Over two decades ago, Jeff Mizanskey was found guilty of his third drug conviction, after being caught attempting to sell 6 lbs of cannabis, which police said he conspired to sell to a Mexican drug cartel. In the years that followed, he became a national symbol of the extremity of prison sentencing in the War on Drugs, as one of the few prisoners in the nation serving such a harsh sentence.

But thanks to shifting public opinion on cannabis, Missouri governor Jay Nixon commuted his sentence in May. The commutation made it possible for Mizanskey to petition before a parole board, who granted his request for freedom. Finally, on September 1, 62-year-old Mizanskey walked out of the Jefferson City Correctional Center — after 21 years and a third of his life in prison — surrounded by family and flashing cameras.

“I finally made it to freedom,” Mizanskey told reporters after his release. “There are a lot of people in here who deserve the same thing.”

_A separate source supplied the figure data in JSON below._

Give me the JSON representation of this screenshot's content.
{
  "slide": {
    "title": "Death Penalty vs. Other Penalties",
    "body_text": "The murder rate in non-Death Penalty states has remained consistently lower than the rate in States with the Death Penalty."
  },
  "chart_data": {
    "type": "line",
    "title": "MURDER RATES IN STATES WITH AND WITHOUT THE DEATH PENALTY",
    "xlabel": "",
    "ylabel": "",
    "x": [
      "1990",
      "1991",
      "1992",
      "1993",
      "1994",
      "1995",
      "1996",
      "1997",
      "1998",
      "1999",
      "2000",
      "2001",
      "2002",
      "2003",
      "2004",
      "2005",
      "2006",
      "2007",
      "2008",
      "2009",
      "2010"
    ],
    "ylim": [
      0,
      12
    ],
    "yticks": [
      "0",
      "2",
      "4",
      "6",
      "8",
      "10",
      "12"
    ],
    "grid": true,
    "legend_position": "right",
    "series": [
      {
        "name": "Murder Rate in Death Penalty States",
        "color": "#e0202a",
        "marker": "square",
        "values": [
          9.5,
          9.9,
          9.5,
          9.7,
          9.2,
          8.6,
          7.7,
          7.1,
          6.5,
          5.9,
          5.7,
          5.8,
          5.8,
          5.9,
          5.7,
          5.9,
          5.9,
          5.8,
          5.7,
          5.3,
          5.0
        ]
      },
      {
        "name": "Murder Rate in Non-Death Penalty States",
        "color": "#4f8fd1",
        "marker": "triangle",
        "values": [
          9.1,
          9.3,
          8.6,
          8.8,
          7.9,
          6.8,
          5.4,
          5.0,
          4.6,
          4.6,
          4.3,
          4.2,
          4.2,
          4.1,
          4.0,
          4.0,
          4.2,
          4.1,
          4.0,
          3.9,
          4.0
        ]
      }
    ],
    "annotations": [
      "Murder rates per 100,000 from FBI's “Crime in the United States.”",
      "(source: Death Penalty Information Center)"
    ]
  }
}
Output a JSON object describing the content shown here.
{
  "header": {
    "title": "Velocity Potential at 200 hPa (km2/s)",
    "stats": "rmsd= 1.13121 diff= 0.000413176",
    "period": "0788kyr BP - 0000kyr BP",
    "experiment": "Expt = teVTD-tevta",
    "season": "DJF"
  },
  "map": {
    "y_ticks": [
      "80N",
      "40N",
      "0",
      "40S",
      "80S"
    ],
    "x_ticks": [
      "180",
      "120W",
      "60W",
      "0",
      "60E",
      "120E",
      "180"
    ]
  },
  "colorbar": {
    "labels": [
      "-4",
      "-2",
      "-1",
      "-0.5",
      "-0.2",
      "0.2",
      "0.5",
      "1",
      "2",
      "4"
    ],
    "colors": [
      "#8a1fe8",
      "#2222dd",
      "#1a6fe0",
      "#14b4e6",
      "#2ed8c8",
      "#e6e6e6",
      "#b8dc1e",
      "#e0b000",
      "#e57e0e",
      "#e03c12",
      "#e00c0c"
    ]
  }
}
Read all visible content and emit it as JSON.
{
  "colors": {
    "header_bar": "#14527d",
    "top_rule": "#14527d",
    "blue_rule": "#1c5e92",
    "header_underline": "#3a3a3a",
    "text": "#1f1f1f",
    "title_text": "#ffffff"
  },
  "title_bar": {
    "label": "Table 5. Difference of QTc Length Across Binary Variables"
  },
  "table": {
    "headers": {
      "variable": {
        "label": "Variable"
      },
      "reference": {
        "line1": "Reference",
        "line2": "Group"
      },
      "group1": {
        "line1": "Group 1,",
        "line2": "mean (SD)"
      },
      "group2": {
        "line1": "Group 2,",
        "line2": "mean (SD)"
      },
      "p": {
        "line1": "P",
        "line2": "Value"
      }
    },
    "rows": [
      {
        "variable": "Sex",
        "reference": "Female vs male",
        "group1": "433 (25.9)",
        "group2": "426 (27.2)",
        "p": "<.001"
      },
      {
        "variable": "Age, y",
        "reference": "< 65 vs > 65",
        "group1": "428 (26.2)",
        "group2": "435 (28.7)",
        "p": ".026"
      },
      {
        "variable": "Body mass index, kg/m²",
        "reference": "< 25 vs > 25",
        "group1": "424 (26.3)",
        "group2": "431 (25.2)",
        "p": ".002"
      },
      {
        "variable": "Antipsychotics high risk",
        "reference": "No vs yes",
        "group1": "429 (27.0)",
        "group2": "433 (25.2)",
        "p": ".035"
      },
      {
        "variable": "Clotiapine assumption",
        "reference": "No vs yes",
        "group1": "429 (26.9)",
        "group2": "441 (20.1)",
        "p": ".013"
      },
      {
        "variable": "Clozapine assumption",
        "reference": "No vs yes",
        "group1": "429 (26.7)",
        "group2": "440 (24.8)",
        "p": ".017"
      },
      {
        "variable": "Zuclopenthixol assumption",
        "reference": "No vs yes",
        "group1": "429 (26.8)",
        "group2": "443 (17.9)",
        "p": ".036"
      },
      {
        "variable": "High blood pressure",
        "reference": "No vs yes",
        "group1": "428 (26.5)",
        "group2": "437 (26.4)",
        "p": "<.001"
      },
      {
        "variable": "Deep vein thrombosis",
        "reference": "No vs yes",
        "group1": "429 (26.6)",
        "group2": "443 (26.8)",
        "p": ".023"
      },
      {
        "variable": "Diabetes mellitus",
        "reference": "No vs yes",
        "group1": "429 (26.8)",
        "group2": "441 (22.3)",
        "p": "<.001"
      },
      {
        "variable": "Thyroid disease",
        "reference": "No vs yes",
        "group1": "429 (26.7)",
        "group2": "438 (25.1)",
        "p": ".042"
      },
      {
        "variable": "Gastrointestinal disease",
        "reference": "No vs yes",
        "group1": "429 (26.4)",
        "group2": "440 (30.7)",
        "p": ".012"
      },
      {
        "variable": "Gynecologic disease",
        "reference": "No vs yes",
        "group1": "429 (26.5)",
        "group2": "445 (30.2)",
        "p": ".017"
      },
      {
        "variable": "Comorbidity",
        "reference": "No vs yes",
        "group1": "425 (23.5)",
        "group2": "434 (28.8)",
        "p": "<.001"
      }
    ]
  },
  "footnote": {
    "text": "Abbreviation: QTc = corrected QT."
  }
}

Mizanskey was on his third drug offense in 1996 when he was sentenced, and a Missouri law at the time made life without parole a possibility for a repeat drug offense. That law has since been changed, which Governor Nixon noted in his commutation, along with the fact that Mizanskey was a non-violent offender who had never sold cannabis to minors.

In his time behind bars, Mizanskey watched as 22 states legalized medical marijuana and four states legalized adult-use cannabis. He also saw President Barack Obama pardon the largest number of non-violent drug offenders in our nation’s history.

About half of the 200,000 federal prisoners are drug offenders — though most were incarcerated for drug trafficking — and about 27,000 of those prisoners are marijuana offenders.

Mizanskey said that he plans to advocate for marijuana legalization now that he has been freed.